A titre d'exemples, les océans se sont réchauffés de 0,5°C en moyenne au cours des 30 dernières années, alors qu'à la même période, des mesures de séries chronologiques dans la mer Baltique ont enregistré un réchauffement d'environ 1,5 °C. De même, il y a de grandes zones sans oxygène dans les zones profondes de la mer Baltique, qui ont décuplé au cours du siècle dernier; et le pH - une mesure de l'acidification des océans - des eaux de la Baltique n'atteint régulièrement des valeurs attendues dans d'autres zones océaniques qu'au cours du prochain siècle.
D'un côté, ces extrêmes sont causés par la topographie particulière du bassin de la mer Baltique. D'autre part, l'utilisation intensive par l'homme continue d'accélérer les changements négatifs. Neuf pays bordent directement la mer Baltique et tous sont hautement industrialisés, avec des régions côtières densément peuplées. De plus, l'agriculture intensive à l'intérieur assure un ruissellement élevé de nutriments, tandis que la pêche tout aussi intensive exerce une pression sur le réseau trophique pélagique.

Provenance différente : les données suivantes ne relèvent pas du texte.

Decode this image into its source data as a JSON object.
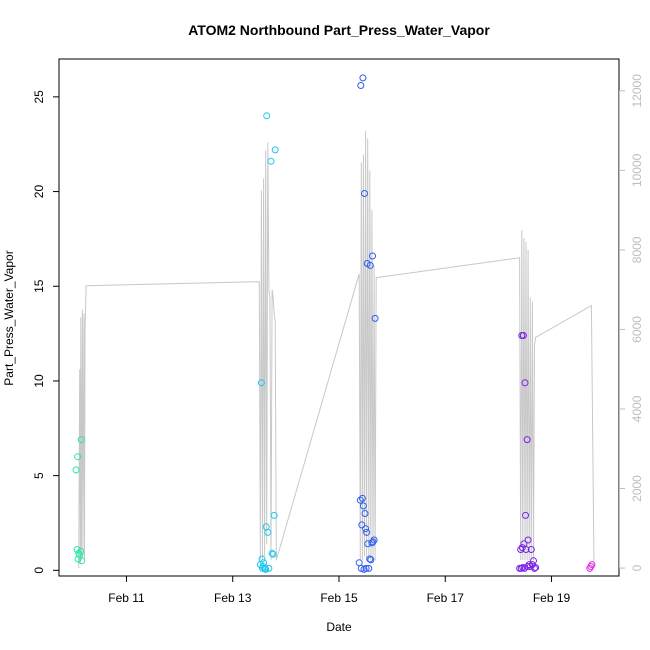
{
  "chart_data": {
    "type": "scatter",
    "title": "ATOM2 Northbound Part_Press_Water_Vapor",
    "xlabel": "Date",
    "ylabel": "Part_Press_Water_Vapor",
    "x_ticks": [
      "Feb 11",
      "Feb 13",
      "Feb 15",
      "Feb 17",
      "Feb 19"
    ],
    "x_tick_values": [
      11,
      13,
      15,
      17,
      19
    ],
    "xlim": [
      9.73,
      20.27
    ],
    "ylim": [
      -0.3,
      27
    ],
    "y_ticks": [
      0,
      5,
      10,
      15,
      20,
      25
    ],
    "right_axis": {
      "ticks": [
        0,
        2000,
        4000,
        6000,
        8000,
        10000,
        12000
      ],
      "ylim": [
        -200,
        12800
      ],
      "color": "#bdbdbd",
      "line_color": "#c8c8c8",
      "line": [
        [
          10.1,
          0
        ],
        [
          10.12,
          5000
        ],
        [
          10.13,
          100
        ],
        [
          10.14,
          6300
        ],
        [
          10.15,
          200
        ],
        [
          10.17,
          6500
        ],
        [
          10.18,
          300
        ],
        [
          10.2,
          6400
        ],
        [
          10.21,
          200
        ],
        [
          10.22,
          6000
        ],
        [
          10.24,
          7100
        ],
        [
          13.5,
          7200
        ],
        [
          13.52,
          200
        ],
        [
          13.54,
          9500
        ],
        [
          13.56,
          200
        ],
        [
          13.58,
          9800
        ],
        [
          13.6,
          300
        ],
        [
          13.62,
          10500
        ],
        [
          13.64,
          600
        ],
        [
          13.66,
          10700
        ],
        [
          13.68,
          7000
        ],
        [
          13.7,
          6800
        ],
        [
          13.72,
          200
        ],
        [
          13.74,
          7000
        ],
        [
          13.76,
          6800
        ],
        [
          13.78,
          6400
        ],
        [
          13.8,
          6200
        ],
        [
          13.82,
          200
        ],
        [
          15.38,
          7400
        ],
        [
          15.4,
          200
        ],
        [
          15.42,
          10200
        ],
        [
          15.44,
          200
        ],
        [
          15.46,
          10400
        ],
        [
          15.48,
          300
        ],
        [
          15.5,
          11000
        ],
        [
          15.52,
          200
        ],
        [
          15.54,
          10800
        ],
        [
          15.56,
          300
        ],
        [
          15.58,
          10000
        ],
        [
          15.6,
          200
        ],
        [
          15.62,
          9000
        ],
        [
          15.64,
          200
        ],
        [
          15.66,
          7600
        ],
        [
          15.68,
          200
        ],
        [
          15.7,
          7300
        ],
        [
          18.4,
          7800
        ],
        [
          18.42,
          200
        ],
        [
          18.44,
          8500
        ],
        [
          18.46,
          200
        ],
        [
          18.48,
          8300
        ],
        [
          18.5,
          200
        ],
        [
          18.52,
          8200
        ],
        [
          18.54,
          200
        ],
        [
          18.56,
          8000
        ],
        [
          18.58,
          200
        ],
        [
          18.6,
          6800
        ],
        [
          18.62,
          200
        ],
        [
          18.64,
          6700
        ],
        [
          18.66,
          200
        ],
        [
          18.68,
          5600
        ],
        [
          18.7,
          5800
        ],
        [
          19.75,
          6600
        ],
        [
          19.8,
          0
        ]
      ]
    },
    "grid": false,
    "legend": "none",
    "series": [
      {
        "color": "#2ee6a5",
        "points": [
          [
            10.05,
            5.3
          ],
          [
            10.07,
            1.1
          ],
          [
            10.08,
            6.0
          ],
          [
            10.1,
            0.9
          ],
          [
            10.12,
            0.8
          ],
          [
            10.14,
            1.0
          ],
          [
            10.15,
            6.9
          ],
          [
            10.16,
            0.5
          ],
          [
            10.09,
            0.6
          ]
        ]
      },
      {
        "color": "#1ec8ee",
        "points": [
          [
            13.52,
            0.3
          ],
          [
            13.54,
            9.9
          ],
          [
            13.55,
            0.6
          ],
          [
            13.56,
            0.1
          ],
          [
            13.58,
            0.4
          ],
          [
            13.6,
            0.1
          ],
          [
            13.62,
            0.05
          ],
          [
            13.63,
            2.3
          ],
          [
            13.64,
            24.0
          ],
          [
            13.66,
            2.0
          ],
          [
            13.68,
            0.1
          ],
          [
            13.72,
            21.6
          ],
          [
            13.74,
            0.9
          ],
          [
            13.76,
            0.85
          ],
          [
            13.78,
            2.9
          ],
          [
            13.8,
            22.2
          ],
          [
            13.57,
            0.2
          ],
          [
            13.61,
            0.1
          ]
        ]
      },
      {
        "color": "#2f5ff0",
        "points": [
          [
            15.38,
            0.4
          ],
          [
            15.4,
            3.7
          ],
          [
            15.41,
            25.6
          ],
          [
            15.42,
            0.1
          ],
          [
            15.43,
            2.4
          ],
          [
            15.44,
            3.8
          ],
          [
            15.45,
            26.0
          ],
          [
            15.46,
            3.4
          ],
          [
            15.48,
            19.9
          ],
          [
            15.49,
            3.0
          ],
          [
            15.5,
            2.2
          ],
          [
            15.51,
            0.1
          ],
          [
            15.52,
            2.0
          ],
          [
            15.53,
            16.2
          ],
          [
            15.54,
            1.4
          ],
          [
            15.56,
            0.1
          ],
          [
            15.58,
            0.6
          ],
          [
            15.59,
            16.1
          ],
          [
            15.6,
            0.55
          ],
          [
            15.62,
            1.45
          ],
          [
            15.63,
            16.6
          ],
          [
            15.64,
            1.5
          ],
          [
            15.66,
            1.6
          ],
          [
            15.68,
            13.3
          ],
          [
            15.47,
            0.05
          ]
        ]
      },
      {
        "color": "#7a22e6",
        "points": [
          [
            18.4,
            0.1
          ],
          [
            18.42,
            1.1
          ],
          [
            18.44,
            12.4
          ],
          [
            18.45,
            1.2
          ],
          [
            18.46,
            0.15
          ],
          [
            18.47,
            12.4
          ],
          [
            18.48,
            1.4
          ],
          [
            18.5,
            9.9
          ],
          [
            18.51,
            2.9
          ],
          [
            18.52,
            1.1
          ],
          [
            18.54,
            6.9
          ],
          [
            18.55,
            0.2
          ],
          [
            18.56,
            1.6
          ],
          [
            18.58,
            0.3
          ],
          [
            18.6,
            0.2
          ],
          [
            18.62,
            1.1
          ],
          [
            18.64,
            0.3
          ],
          [
            18.66,
            0.5
          ],
          [
            18.68,
            0.1
          ],
          [
            18.7,
            0.15
          ],
          [
            18.43,
            0.1
          ],
          [
            18.49,
            0.1
          ]
        ]
      },
      {
        "color": "#e22ee6",
        "points": [
          [
            19.72,
            0.1
          ],
          [
            19.74,
            0.2
          ],
          [
            19.76,
            0.3
          ]
        ]
      }
    ]
  }
}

Mais tout n'est pas pessimiste. La mer Baltique est l'une des mers les mieux étudiées sur Terre. L'observation scientifique et la surveillance des processus physiques et biologiques ont commencé vers 1900. Il existe une forte tradition de coopération scientifique entre de nombreux pays entourant la Baltique, aboutissant à la mise en œuvre du programme commun de recherche et de développement de la mer Baltique BONUS de l'Union européenne, un programme de recherche macro-régional dédié et un programme de financement qui a également permis la présente étude. Ces données fournissent une base solide pour la gestion des ressources fondée sur la science — « à un niveau atteint dans seulement quelques régions du monde, " souligne le professeur Reusch.

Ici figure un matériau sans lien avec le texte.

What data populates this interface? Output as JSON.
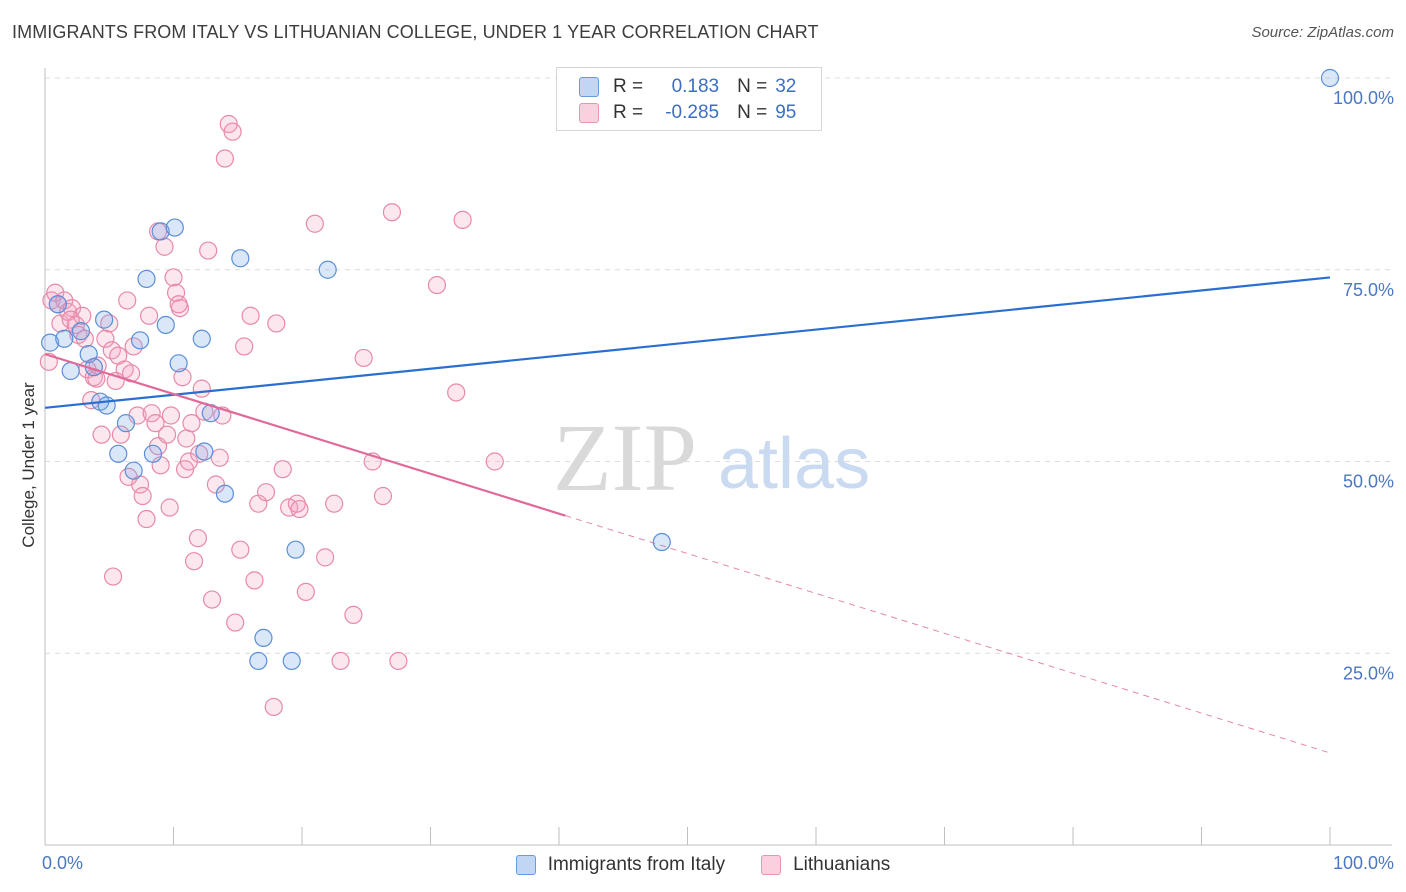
{
  "header": {
    "title": "IMMIGRANTS FROM ITALY VS LITHUANIAN COLLEGE, UNDER 1 YEAR CORRELATION CHART",
    "source": "Source: ZipAtlas.com"
  },
  "watermark": {
    "zip": "ZIP",
    "atlas": "atlas"
  },
  "legend": {
    "rows": [
      {
        "r_label": "R =",
        "r_value": "0.183",
        "n_label": "N =",
        "n_value": "32",
        "color": "#8cb4eb"
      },
      {
        "r_label": "R =",
        "r_value": "-0.285",
        "n_label": "N =",
        "n_value": "95",
        "color": "#f5aac3"
      }
    ],
    "bottom": [
      {
        "label": "Immigrants from Italy",
        "color": "#8cb4eb"
      },
      {
        "label": "Lithuanians",
        "color": "#f5aac3"
      }
    ]
  },
  "chart_data": {
    "type": "scatter",
    "title": "IMMIGRANTS FROM ITALY VS LITHUANIAN COLLEGE, UNDER 1 YEAR CORRELATION CHART",
    "xlabel": "",
    "ylabel": "College, Under 1 year",
    "x_tick_labels": [
      "0.0%",
      "100.0%"
    ],
    "y_tick_labels": [
      "25.0%",
      "50.0%",
      "75.0%",
      "100.0%"
    ],
    "xlim": [
      0,
      100
    ],
    "ylim": [
      0,
      100
    ],
    "grid": true,
    "legend_placement": "top-center",
    "series": [
      {
        "name": "Immigrants from Italy",
        "color": "#5a8fd8",
        "trend": {
          "x": [
            0,
            100
          ],
          "y": [
            57.0,
            74.0
          ],
          "solid_to": 100
        },
        "points": [
          [
            0.4,
            65.5
          ],
          [
            1.0,
            70.5
          ],
          [
            1.5,
            66.0
          ],
          [
            2.0,
            61.8
          ],
          [
            2.8,
            67.0
          ],
          [
            3.4,
            64.0
          ],
          [
            4.3,
            57.8
          ],
          [
            4.6,
            68.5
          ],
          [
            4.8,
            57.3
          ],
          [
            5.7,
            51.0
          ],
          [
            6.3,
            55.0
          ],
          [
            6.9,
            48.8
          ],
          [
            7.4,
            65.8
          ],
          [
            7.9,
            73.8
          ],
          [
            8.4,
            51.0
          ],
          [
            9.0,
            80.0
          ],
          [
            9.4,
            67.8
          ],
          [
            10.1,
            80.5
          ],
          [
            10.4,
            62.8
          ],
          [
            12.2,
            66.0
          ],
          [
            12.9,
            56.3
          ],
          [
            12.4,
            51.3
          ],
          [
            14.0,
            45.8
          ],
          [
            15.2,
            76.5
          ],
          [
            16.6,
            24.0
          ],
          [
            17.0,
            27.0
          ],
          [
            19.2,
            24.0
          ],
          [
            19.5,
            38.5
          ],
          [
            22.0,
            75.0
          ],
          [
            48.0,
            39.5
          ],
          [
            100.0,
            100.0
          ],
          [
            3.8,
            62.3
          ]
        ]
      },
      {
        "name": "Lithuanians",
        "color": "#e889a9",
        "trend": {
          "x": [
            0,
            100
          ],
          "y": [
            64.0,
            12.0
          ],
          "solid_to": 40.5
        },
        "points": [
          [
            0.3,
            63.0
          ],
          [
            0.5,
            71.0
          ],
          [
            0.8,
            72.0
          ],
          [
            1.0,
            70.5
          ],
          [
            1.2,
            68.0
          ],
          [
            1.5,
            71.0
          ],
          [
            1.8,
            69.5
          ],
          [
            2.1,
            70.0
          ],
          [
            2.4,
            67.8
          ],
          [
            2.6,
            66.5
          ],
          [
            2.9,
            69.0
          ],
          [
            3.1,
            66.0
          ],
          [
            3.3,
            62.0
          ],
          [
            3.6,
            58.0
          ],
          [
            3.8,
            61.0
          ],
          [
            4.1,
            62.5
          ],
          [
            4.4,
            53.5
          ],
          [
            4.7,
            66.0
          ],
          [
            5.0,
            68.0
          ],
          [
            5.2,
            64.5
          ],
          [
            5.5,
            60.5
          ],
          [
            5.7,
            63.8
          ],
          [
            5.9,
            53.5
          ],
          [
            6.2,
            62.0
          ],
          [
            6.4,
            71.0
          ],
          [
            6.7,
            61.5
          ],
          [
            6.9,
            65.0
          ],
          [
            7.2,
            56.0
          ],
          [
            7.4,
            47.0
          ],
          [
            7.6,
            45.5
          ],
          [
            7.9,
            42.5
          ],
          [
            8.1,
            69.0
          ],
          [
            8.3,
            56.3
          ],
          [
            8.6,
            55.0
          ],
          [
            8.8,
            52.0
          ],
          [
            9.0,
            49.5
          ],
          [
            9.3,
            78.0
          ],
          [
            9.5,
            53.5
          ],
          [
            9.8,
            56.0
          ],
          [
            10.0,
            74.0
          ],
          [
            10.2,
            72.0
          ],
          [
            10.5,
            70.0
          ],
          [
            10.7,
            61.0
          ],
          [
            10.9,
            49.0
          ],
          [
            11.2,
            50.0
          ],
          [
            11.4,
            55.0
          ],
          [
            11.6,
            37.0
          ],
          [
            11.9,
            40.0
          ],
          [
            12.2,
            59.5
          ],
          [
            12.4,
            56.5
          ],
          [
            12.7,
            77.5
          ],
          [
            13.0,
            32.0
          ],
          [
            13.3,
            47.0
          ],
          [
            13.6,
            50.5
          ],
          [
            14.0,
            89.5
          ],
          [
            14.3,
            94.0
          ],
          [
            14.6,
            93.0
          ],
          [
            14.8,
            29.0
          ],
          [
            15.2,
            38.5
          ],
          [
            15.5,
            65.0
          ],
          [
            16.0,
            69.0
          ],
          [
            16.3,
            34.5
          ],
          [
            16.6,
            44.5
          ],
          [
            17.2,
            46.0
          ],
          [
            18.0,
            68.0
          ],
          [
            18.5,
            49.0
          ],
          [
            19.0,
            44.0
          ],
          [
            19.6,
            44.5
          ],
          [
            20.3,
            33.0
          ],
          [
            21.0,
            81.0
          ],
          [
            21.8,
            37.5
          ],
          [
            22.5,
            44.5
          ],
          [
            23.0,
            24.0
          ],
          [
            24.0,
            30.0
          ],
          [
            24.8,
            63.5
          ],
          [
            25.5,
            50.0
          ],
          [
            26.3,
            45.5
          ],
          [
            27.0,
            82.5
          ],
          [
            27.5,
            24.0
          ],
          [
            30.5,
            73.0
          ],
          [
            32.0,
            59.0
          ],
          [
            32.5,
            81.5
          ],
          [
            35.0,
            50.0
          ],
          [
            19.8,
            43.8
          ],
          [
            5.3,
            35.0
          ],
          [
            8.8,
            80.0
          ],
          [
            10.4,
            70.5
          ],
          [
            11.0,
            53.0
          ],
          [
            12.0,
            51.0
          ],
          [
            17.8,
            18.0
          ],
          [
            6.5,
            48.0
          ],
          [
            9.7,
            44.0
          ],
          [
            13.8,
            56.0
          ],
          [
            2.0,
            68.5
          ],
          [
            4.0,
            60.8
          ]
        ]
      }
    ]
  }
}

Parmi les réussites de gestion :les pays limitrophes ont réussi à réduire significativement les apports en nutriments depuis les années 1980, pour inverser le déclin des grands prédateurs, et de lutter contre la surpêche. Ceci a été réalisé grâce aux accords contraignants dans le cadre de l'Union européenne, mais aussi grâce aux objectifs ambitieux du Plan d'action pour la mer Baltique (BSAP), qui comprenait la Russie, avant même la fin de la guerre froide. Dans la pêche, la protection des pêches de capture, les populations de mammifères marins et d'oiseaux parmi les pays du périmètre ont conduit à des améliorations mesurables des stocks existants.

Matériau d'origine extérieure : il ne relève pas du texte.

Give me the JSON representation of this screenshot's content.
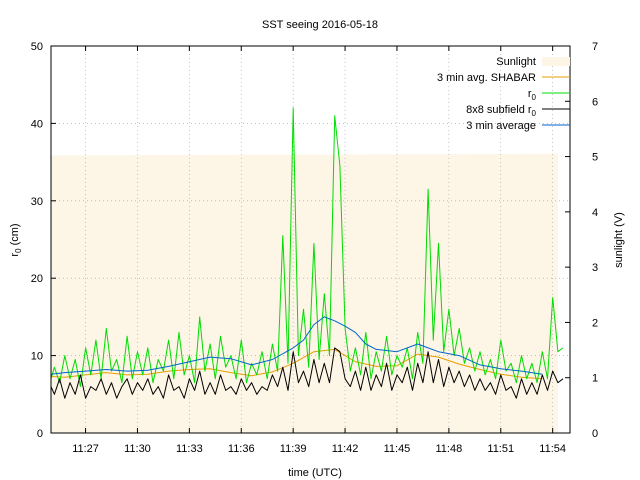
{
  "chart_data": {
    "type": "line",
    "title": "SST seeing 2016-05-18",
    "xlabel": "time (UTC)",
    "ylabel": "r0 (cm)",
    "ylabel_main": "r",
    "ylabel_sub": "0",
    "ylabel_rest": " (cm)",
    "y2label": "sunlight (V)",
    "xlim": [
      11.4167,
      11.9167
    ],
    "ylim": [
      0,
      50
    ],
    "y2lim": [
      0,
      7
    ],
    "grid": true,
    "legend_position": "top-right",
    "x_ticks": [
      {
        "value": 11.45,
        "label": "11:27"
      },
      {
        "value": 11.5,
        "label": "11:30"
      },
      {
        "value": 11.55,
        "label": "11:33"
      },
      {
        "value": 11.6,
        "label": "11:36"
      },
      {
        "value": 11.65,
        "label": "11:39"
      },
      {
        "value": 11.7,
        "label": "11:42"
      },
      {
        "value": 11.75,
        "label": "11:45"
      },
      {
        "value": 11.8,
        "label": "11:48"
      },
      {
        "value": 11.85,
        "label": "11:51"
      },
      {
        "value": 11.9,
        "label": "11:54"
      }
    ],
    "y_ticks": [
      0,
      10,
      20,
      30,
      40,
      50
    ],
    "y2_ticks": [
      0,
      1,
      2,
      3,
      4,
      5,
      6,
      7
    ],
    "series": [
      {
        "name": "Sunlight",
        "kind": "area",
        "axis": "y2",
        "color": "#fdf5e6",
        "x": [
          11.4167,
          11.905
        ],
        "y": [
          5.02,
          5.05
        ]
      },
      {
        "name": "3 min avg. SHABAR",
        "name_main": "3 min avg. SHABAR",
        "kind": "line",
        "axis": "y",
        "color": "#e69f00",
        "x": [
          11.4167,
          11.43,
          11.45,
          11.47,
          11.49,
          11.51,
          11.53,
          11.55,
          11.57,
          11.59,
          11.61,
          11.63,
          11.65,
          11.67,
          11.69,
          11.71,
          11.73,
          11.75,
          11.77,
          11.79,
          11.81,
          11.83,
          11.85,
          11.87,
          11.89
        ],
        "y": [
          7.3,
          7.2,
          7.5,
          7.8,
          7.5,
          7.6,
          8.0,
          8.2,
          8.3,
          7.8,
          7.4,
          7.9,
          9.0,
          10.5,
          10.8,
          9.2,
          8.6,
          8.7,
          10.2,
          9.8,
          8.9,
          8.2,
          7.6,
          7.2,
          7.0
        ]
      },
      {
        "name": "r0",
        "name_main": "r",
        "name_sub": "0",
        "kind": "line",
        "axis": "y",
        "color": "#00dd00",
        "x": [
          11.4167,
          11.42,
          11.425,
          11.43,
          11.435,
          11.44,
          11.445,
          11.45,
          11.455,
          11.46,
          11.465,
          11.47,
          11.475,
          11.48,
          11.485,
          11.49,
          11.495,
          11.5,
          11.505,
          11.51,
          11.515,
          11.52,
          11.525,
          11.53,
          11.535,
          11.54,
          11.545,
          11.55,
          11.555,
          11.56,
          11.565,
          11.57,
          11.575,
          11.58,
          11.585,
          11.59,
          11.595,
          11.6,
          11.605,
          11.61,
          11.615,
          11.62,
          11.625,
          11.63,
          11.635,
          11.64,
          11.645,
          11.65,
          11.655,
          11.66,
          11.665,
          11.67,
          11.675,
          11.68,
          11.685,
          11.69,
          11.695,
          11.7,
          11.705,
          11.71,
          11.715,
          11.72,
          11.725,
          11.73,
          11.735,
          11.74,
          11.745,
          11.75,
          11.755,
          11.76,
          11.765,
          11.77,
          11.775,
          11.78,
          11.785,
          11.79,
          11.795,
          11.8,
          11.805,
          11.81,
          11.815,
          11.82,
          11.825,
          11.83,
          11.835,
          11.84,
          11.845,
          11.85,
          11.855,
          11.86,
          11.865,
          11.87,
          11.875,
          11.88,
          11.885,
          11.89,
          11.895,
          11.9,
          11.905,
          11.91
        ],
        "y": [
          7.0,
          8.5,
          6.5,
          10.0,
          7.0,
          9.5,
          6.0,
          11.0,
          7.5,
          12.0,
          7.0,
          13.5,
          8.0,
          9.5,
          6.5,
          12.5,
          7.0,
          10.5,
          7.5,
          11.0,
          6.5,
          9.5,
          8.0,
          12.0,
          7.0,
          13.0,
          7.5,
          10.0,
          6.5,
          15.0,
          8.0,
          11.5,
          7.0,
          12.5,
          8.5,
          10.0,
          7.0,
          12.0,
          6.5,
          9.0,
          7.5,
          10.5,
          7.0,
          11.5,
          8.0,
          25.5,
          9.0,
          42.0,
          10.0,
          16.0,
          8.5,
          24.5,
          9.5,
          18.0,
          10.0,
          41.0,
          34.5,
          13.5,
          8.0,
          11.0,
          7.5,
          13.0,
          7.0,
          10.5,
          8.0,
          12.5,
          7.5,
          10.0,
          8.5,
          11.0,
          7.0,
          13.0,
          9.0,
          31.5,
          12.0,
          24.5,
          10.5,
          16.0,
          10.0,
          13.5,
          9.0,
          11.0,
          8.0,
          10.5,
          7.5,
          9.5,
          7.0,
          12.0,
          8.0,
          9.0,
          6.5,
          10.0,
          7.0,
          9.0,
          6.5,
          10.5,
          7.0,
          17.5,
          10.5,
          11.0
        ]
      },
      {
        "name": "8x8 subfield r0",
        "name_main": "8x8 subfield r",
        "name_sub": "0",
        "kind": "line",
        "axis": "y",
        "color": "#000000",
        "x": [
          11.4167,
          11.42,
          11.425,
          11.43,
          11.435,
          11.44,
          11.445,
          11.45,
          11.455,
          11.46,
          11.465,
          11.47,
          11.475,
          11.48,
          11.485,
          11.49,
          11.495,
          11.5,
          11.505,
          11.51,
          11.515,
          11.52,
          11.525,
          11.53,
          11.535,
          11.54,
          11.545,
          11.55,
          11.555,
          11.56,
          11.565,
          11.57,
          11.575,
          11.58,
          11.585,
          11.59,
          11.595,
          11.6,
          11.605,
          11.61,
          11.615,
          11.62,
          11.625,
          11.63,
          11.635,
          11.64,
          11.645,
          11.65,
          11.655,
          11.66,
          11.665,
          11.67,
          11.675,
          11.68,
          11.685,
          11.69,
          11.695,
          11.7,
          11.705,
          11.71,
          11.715,
          11.72,
          11.725,
          11.73,
          11.735,
          11.74,
          11.745,
          11.75,
          11.755,
          11.76,
          11.765,
          11.77,
          11.775,
          11.78,
          11.785,
          11.79,
          11.795,
          11.8,
          11.805,
          11.81,
          11.815,
          11.82,
          11.825,
          11.83,
          11.835,
          11.84,
          11.845,
          11.85,
          11.855,
          11.86,
          11.865,
          11.87,
          11.875,
          11.88,
          11.885,
          11.89,
          11.895,
          11.9,
          11.905,
          11.91
        ],
        "y": [
          6.0,
          5.0,
          7.0,
          4.5,
          6.5,
          5.0,
          7.5,
          4.5,
          6.0,
          5.5,
          7.0,
          5.0,
          6.5,
          4.5,
          6.0,
          7.0,
          5.0,
          6.5,
          5.5,
          7.0,
          5.0,
          6.0,
          4.5,
          7.5,
          5.5,
          6.0,
          4.5,
          7.0,
          5.5,
          8.0,
          5.0,
          6.5,
          5.0,
          7.5,
          5.5,
          6.0,
          5.0,
          7.0,
          5.5,
          6.5,
          5.0,
          6.0,
          5.5,
          7.5,
          6.0,
          8.5,
          5.5,
          10.5,
          6.5,
          8.0,
          6.0,
          9.5,
          6.5,
          9.0,
          6.5,
          11.0,
          10.5,
          7.0,
          6.0,
          8.0,
          5.5,
          8.5,
          5.5,
          7.5,
          6.0,
          9.0,
          5.5,
          7.5,
          6.5,
          8.5,
          5.5,
          9.0,
          6.5,
          10.5,
          6.5,
          9.5,
          6.0,
          8.5,
          6.5,
          8.0,
          6.0,
          7.5,
          5.5,
          7.0,
          5.5,
          6.5,
          5.0,
          7.5,
          5.5,
          6.0,
          4.5,
          7.0,
          5.0,
          6.5,
          5.0,
          7.5,
          5.5,
          8.0,
          6.5,
          7.0
        ]
      },
      {
        "name": "3 min average",
        "name_main": "3 min average",
        "kind": "line",
        "axis": "y",
        "color": "#0066cc",
        "x": [
          11.4167,
          11.43,
          11.45,
          11.47,
          11.49,
          11.51,
          11.53,
          11.55,
          11.57,
          11.59,
          11.61,
          11.63,
          11.65,
          11.66,
          11.67,
          11.68,
          11.69,
          11.7,
          11.71,
          11.72,
          11.73,
          11.75,
          11.77,
          11.78,
          11.79,
          11.81,
          11.83,
          11.85,
          11.87,
          11.89
        ],
        "y": [
          7.6,
          7.8,
          8.0,
          8.2,
          8.0,
          8.1,
          8.6,
          9.2,
          9.8,
          9.6,
          8.8,
          9.5,
          11.0,
          12.0,
          14.0,
          15.0,
          14.5,
          13.8,
          13.0,
          11.5,
          10.8,
          10.5,
          11.5,
          11.0,
          10.5,
          10.0,
          8.8,
          8.3,
          8.0,
          7.6
        ]
      }
    ]
  }
}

"La surpêche, échauffement, acidification, la pollution, eutrophisation, perte d'oxygène, utilisation intensive des côtes, ce sont des phénomènes que nous observons partout dans le monde. Parce qu'elles ont été particulièrement drastiques dans la Baltique, mais aussi parce que certains problèmes clés ont été résolus avec succès, la région peut, pour le bien et pour le mal, nous dire à quoi s'attendre et comment répondre aux défis de l'avenir, " conclut le Pr Reusch, "La mer Baltique, comme région modèle, peut contribuer à la réalisation de l'objectif de développement durable 14 des Nations Unies — la conservation et l'utilisation durable des océans, les mers et les ressources marines.